Writer and director: David Leddy
⭐️⭐️⭐️
Having little to do with Shakespeare’s bloody tale of Roman power politics, David Leddy’s new intimate 70-minute monologue is a mournful poem about love, loss and human connections.
The central character is Chris, who talks philosophically about his relationships with his parents, his wife, their adopted young son and also with his gay lover Paul. “I’m trying to be happy, but it’s just out of reach. Always has been” bemoans Chris, setting the tone for a piece that is defiantly cheerless, with touches of existentialism.
The production is staged on a raised circular platform, with an old-fashioned wooden desk and chair. Leddy has himself performed the role of Chris, but, here, it falls to Irene Allan, gender blind casting that has advantages and disadvantages, Her soft tones and natural warmth highlight Chris’s vulnerability and confusion, but she cannot be fully the character that the play is describing and a work that is already enigmatic becomes even more so.

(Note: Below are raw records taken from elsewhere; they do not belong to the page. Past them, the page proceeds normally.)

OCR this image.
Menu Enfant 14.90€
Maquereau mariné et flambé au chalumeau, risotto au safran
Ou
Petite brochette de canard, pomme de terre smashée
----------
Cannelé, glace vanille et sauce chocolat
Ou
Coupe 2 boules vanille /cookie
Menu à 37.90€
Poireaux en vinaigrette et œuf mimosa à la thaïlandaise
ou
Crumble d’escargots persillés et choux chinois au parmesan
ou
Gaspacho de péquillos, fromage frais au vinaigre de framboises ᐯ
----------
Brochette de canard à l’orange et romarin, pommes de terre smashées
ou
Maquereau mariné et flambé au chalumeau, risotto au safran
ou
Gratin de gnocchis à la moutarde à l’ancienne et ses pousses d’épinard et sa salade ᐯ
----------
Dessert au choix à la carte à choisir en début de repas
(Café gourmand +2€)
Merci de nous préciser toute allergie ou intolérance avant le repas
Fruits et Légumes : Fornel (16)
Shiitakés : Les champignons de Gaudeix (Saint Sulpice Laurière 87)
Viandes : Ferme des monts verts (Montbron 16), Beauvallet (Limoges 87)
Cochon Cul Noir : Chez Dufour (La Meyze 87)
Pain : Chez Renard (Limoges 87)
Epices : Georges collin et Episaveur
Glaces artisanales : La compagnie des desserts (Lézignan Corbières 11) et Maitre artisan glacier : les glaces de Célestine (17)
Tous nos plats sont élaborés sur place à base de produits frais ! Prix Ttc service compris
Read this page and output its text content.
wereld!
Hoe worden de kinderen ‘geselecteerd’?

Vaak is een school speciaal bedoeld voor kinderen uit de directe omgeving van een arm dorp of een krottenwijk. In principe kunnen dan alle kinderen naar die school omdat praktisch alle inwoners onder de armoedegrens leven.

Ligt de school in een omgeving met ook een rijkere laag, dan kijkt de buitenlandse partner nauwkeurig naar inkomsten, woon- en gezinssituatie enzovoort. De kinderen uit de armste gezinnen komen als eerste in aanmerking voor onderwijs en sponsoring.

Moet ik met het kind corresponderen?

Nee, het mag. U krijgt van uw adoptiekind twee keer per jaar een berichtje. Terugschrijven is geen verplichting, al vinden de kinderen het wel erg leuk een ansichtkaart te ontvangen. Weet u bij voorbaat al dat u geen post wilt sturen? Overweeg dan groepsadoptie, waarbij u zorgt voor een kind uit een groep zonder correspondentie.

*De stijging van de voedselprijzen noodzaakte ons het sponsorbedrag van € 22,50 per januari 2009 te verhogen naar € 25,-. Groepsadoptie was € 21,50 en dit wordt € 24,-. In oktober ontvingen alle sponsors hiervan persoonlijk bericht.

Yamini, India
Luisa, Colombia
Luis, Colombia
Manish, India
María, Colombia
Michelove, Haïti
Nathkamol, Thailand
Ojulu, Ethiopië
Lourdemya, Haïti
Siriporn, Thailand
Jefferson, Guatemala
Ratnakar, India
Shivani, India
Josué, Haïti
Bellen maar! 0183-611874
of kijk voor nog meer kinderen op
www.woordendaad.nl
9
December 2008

Short scenes follow-each other non-sequentially, making what narrative the play has feel irrelevant. Muddying the waters further, Leddy throws in views about the United Kingdom’s ambiguous relationship with Saudi Arabia. It always feels as if the the writer is more concerned with ambiguity than with clarity or purpose and, too often, what we hear comes across as random, disconnected thoughts, beautifully written and spoken, but difficult to engage with.